Googles introduction of AI overviews certainly made traditional SEO more challenging, as did the Helpful Content Update. But people will still use Google search and most do. Anyone in the small minority who use Search GPT or any AI search tool will end up getting presented with the best answer to any given query, just like Google. Therefore the aim in SEO to proffer the best answer to any given query still stands. Create great content, present it well, make it as interesting as possible and Google will still rank it and deliver it. So will any AI search tools.
What is changing is the ability to manipulate Google or get pages to rank in the top 10 SERP results on page 1 of Google, which for the most part was a vanity metric anyway. Or was a way to drum up visitor numbers as a metric. Nowadays, you may need to be in the top 3 to turn up in AI overviews. At the end of the day people do not want traffic for traffic sake, so we still need to attract the ‘right’ traffic. And then use the content presented on the resulting page to convert a visitor to a lead or enquiry or buyer.
These evolutions in SEO will see irrelevant backlinks carry less and less value in the eyes of Google. Buying backlinks as a way to fool or manipulate Google is of less value and could even damage credibility, doing exactly the reverse of what was planned.
SEO is not dead, far from it, SEO is alive and well, protected in the ‘Oxygen Tent of Google’. Many good SEOs have felt frustrated by how Google would rank poor pages over good ones. But your time has come, where Google will get better at delivering the best response to any given query with less and less black hat manipulation. ‘SEO is Dead, Long live SEO’. Again ignore the hype about AISEO or GEO etc.

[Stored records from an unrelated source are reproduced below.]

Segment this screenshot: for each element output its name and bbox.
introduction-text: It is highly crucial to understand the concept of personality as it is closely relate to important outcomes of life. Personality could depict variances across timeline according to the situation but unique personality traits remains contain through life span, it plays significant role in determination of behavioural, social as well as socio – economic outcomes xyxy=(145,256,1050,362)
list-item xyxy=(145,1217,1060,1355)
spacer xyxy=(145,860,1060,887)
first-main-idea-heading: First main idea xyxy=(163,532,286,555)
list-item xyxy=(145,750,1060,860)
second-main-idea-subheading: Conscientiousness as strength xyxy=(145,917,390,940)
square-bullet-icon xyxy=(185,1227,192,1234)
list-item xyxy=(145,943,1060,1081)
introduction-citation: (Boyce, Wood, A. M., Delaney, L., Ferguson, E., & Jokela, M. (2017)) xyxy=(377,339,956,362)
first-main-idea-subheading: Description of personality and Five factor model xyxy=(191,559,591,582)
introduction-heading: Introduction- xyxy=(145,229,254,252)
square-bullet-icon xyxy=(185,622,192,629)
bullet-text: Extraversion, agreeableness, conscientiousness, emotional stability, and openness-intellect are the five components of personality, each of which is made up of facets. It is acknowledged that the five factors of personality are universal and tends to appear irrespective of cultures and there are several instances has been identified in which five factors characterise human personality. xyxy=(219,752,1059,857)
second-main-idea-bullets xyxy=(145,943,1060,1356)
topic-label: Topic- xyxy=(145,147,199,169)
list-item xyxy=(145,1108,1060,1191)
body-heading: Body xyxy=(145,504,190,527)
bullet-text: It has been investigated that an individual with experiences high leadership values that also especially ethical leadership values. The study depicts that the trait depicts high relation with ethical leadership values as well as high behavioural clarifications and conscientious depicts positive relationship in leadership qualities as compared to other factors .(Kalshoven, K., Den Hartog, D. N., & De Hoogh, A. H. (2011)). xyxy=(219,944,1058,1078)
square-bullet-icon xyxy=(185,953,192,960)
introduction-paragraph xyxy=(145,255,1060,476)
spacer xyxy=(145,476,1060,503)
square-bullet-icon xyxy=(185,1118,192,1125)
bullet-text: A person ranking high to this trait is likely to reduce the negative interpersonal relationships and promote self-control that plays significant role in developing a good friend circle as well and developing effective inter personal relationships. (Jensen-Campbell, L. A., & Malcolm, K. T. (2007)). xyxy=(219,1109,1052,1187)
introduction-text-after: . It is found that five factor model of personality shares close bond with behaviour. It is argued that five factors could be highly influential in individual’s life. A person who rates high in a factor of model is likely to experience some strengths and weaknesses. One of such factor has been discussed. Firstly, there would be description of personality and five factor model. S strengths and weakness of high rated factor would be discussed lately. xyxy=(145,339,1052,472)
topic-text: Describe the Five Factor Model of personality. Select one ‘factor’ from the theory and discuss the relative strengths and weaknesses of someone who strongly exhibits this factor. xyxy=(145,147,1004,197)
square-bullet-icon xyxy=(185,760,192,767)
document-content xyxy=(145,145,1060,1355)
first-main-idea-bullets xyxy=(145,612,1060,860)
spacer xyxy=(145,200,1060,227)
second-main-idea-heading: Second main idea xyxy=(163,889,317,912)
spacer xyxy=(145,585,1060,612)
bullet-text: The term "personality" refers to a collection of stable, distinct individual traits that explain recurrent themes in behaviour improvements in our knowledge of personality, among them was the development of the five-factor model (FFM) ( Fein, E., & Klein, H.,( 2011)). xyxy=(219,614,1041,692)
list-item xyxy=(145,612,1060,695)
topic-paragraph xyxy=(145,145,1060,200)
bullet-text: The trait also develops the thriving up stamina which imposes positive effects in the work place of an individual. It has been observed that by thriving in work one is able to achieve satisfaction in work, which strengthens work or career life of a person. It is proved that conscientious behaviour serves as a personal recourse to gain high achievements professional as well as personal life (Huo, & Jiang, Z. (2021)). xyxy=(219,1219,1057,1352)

Google AI Overviews Frequently Asked Questions  

How can I tell if Google AI Overviews are reducing my website traffic?

Look for rising impressions and falling clicks in Google Search Console.

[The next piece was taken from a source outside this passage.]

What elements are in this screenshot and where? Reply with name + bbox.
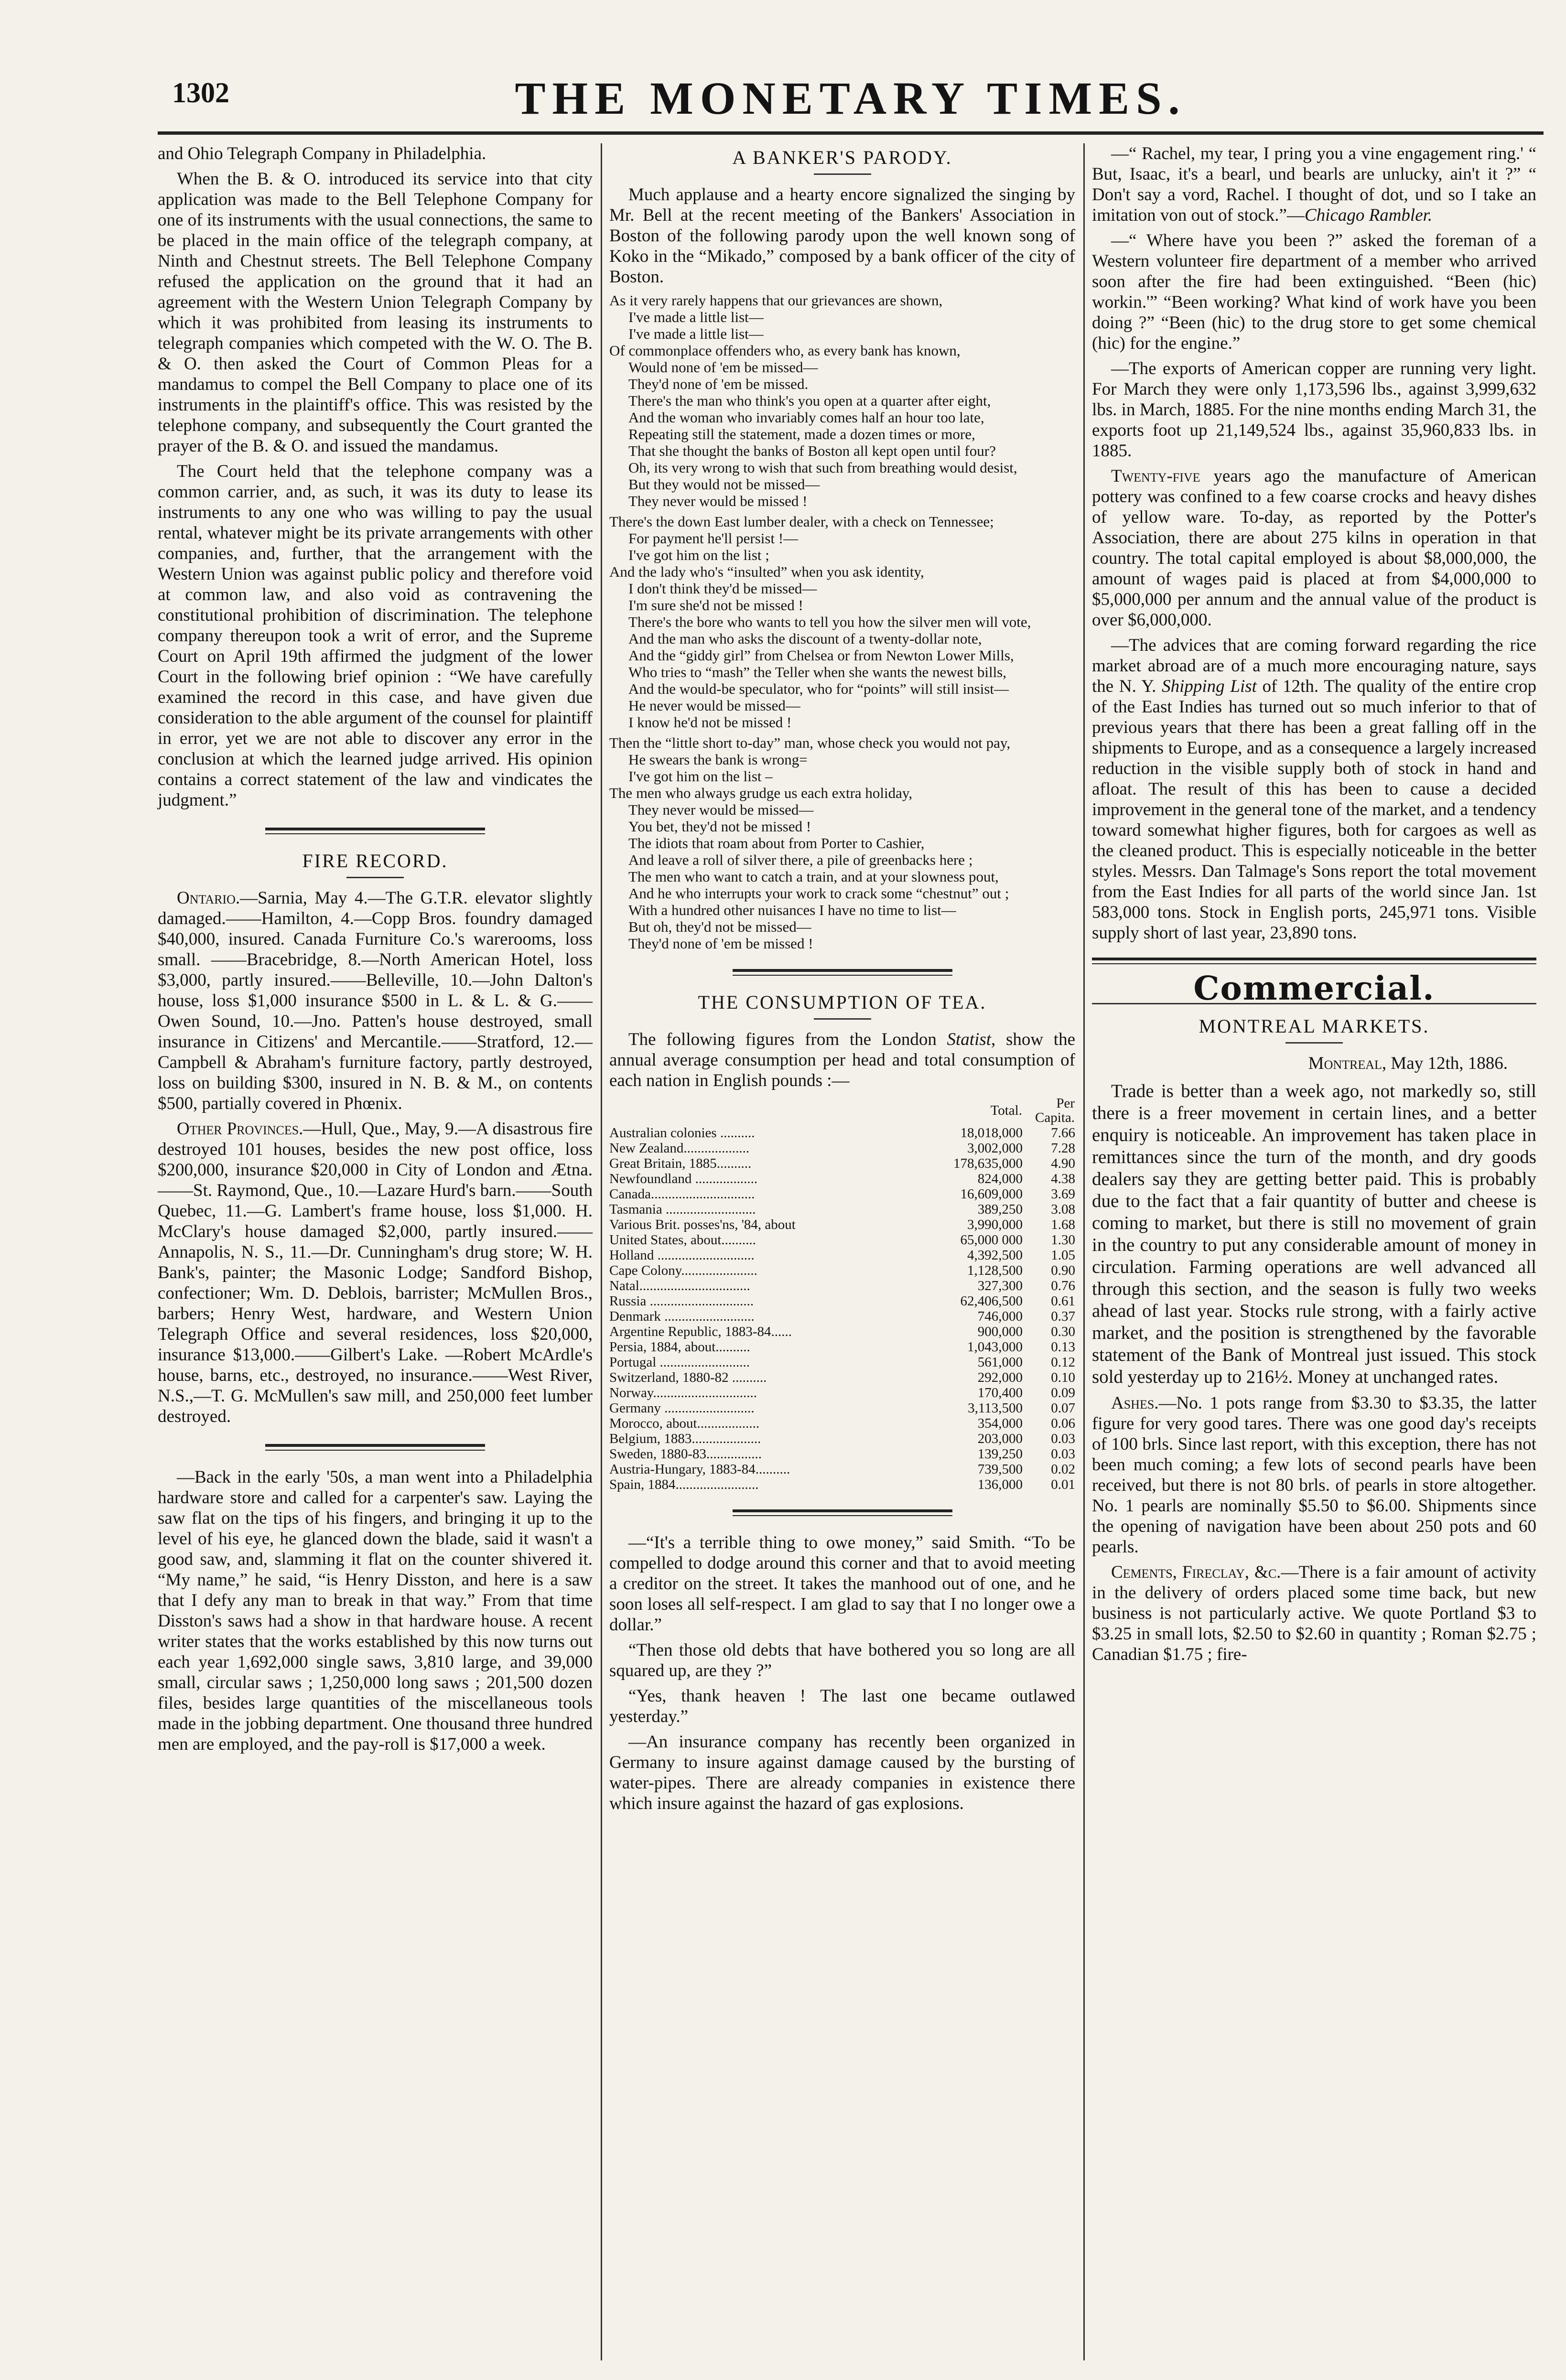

If you’re showing up in search results, but not getting the same amount of clicks, chances are Google’s new AI Overviews are answering the question before people reach your site. You may still rank #1, but AI is now appearing above you and possibly using your answer in the result, but without really crediting you.

We look for this kind of pattern in client reports every month – especially if you’re in financial, legal or construction sectors in Ireland.

Can my business benefit from being featured in an AI Overview?

Yes – it can boost brand visibility, even without a click.

If your content is authoritative, helpful, and specific, Google may pull it into their AI generated summary. This puts your business name or quote right at the top of search results.

It won’t always bring a visitor straight to your site, but it helps build trust and familiarity with your brand  which often leads to enquiries down the line.

Do I need to change my SEO strategy because of AIOs?

Yes , slightly. Focus more on expert, unique content that’s hard to summarise.

Keep doing the core SEO work, but shift your content to:

  • Show experience and opinion (not just facts)
  • Answer specific long-tail queries your ideal clients would typically ask
  • Include video, FAQs and tools that AI can’t easily summarise

➡️ We help clients adapt every month – this is where the real SEO wins are happening now. It is actually an opportunity.

Is SEO still worth doing now that AI is in Google search?

Absolutely. SEO isn’t dead  it’s just getting smarter.

Even with AI Overviews, people still search, compare and click. What’s changed is how you win their attention. It’s no longer just about ranking high, it’s about offering something AI can’t replace.

➡️ Good SEO now means real expertise, clear branding and content that offers more than just an answer.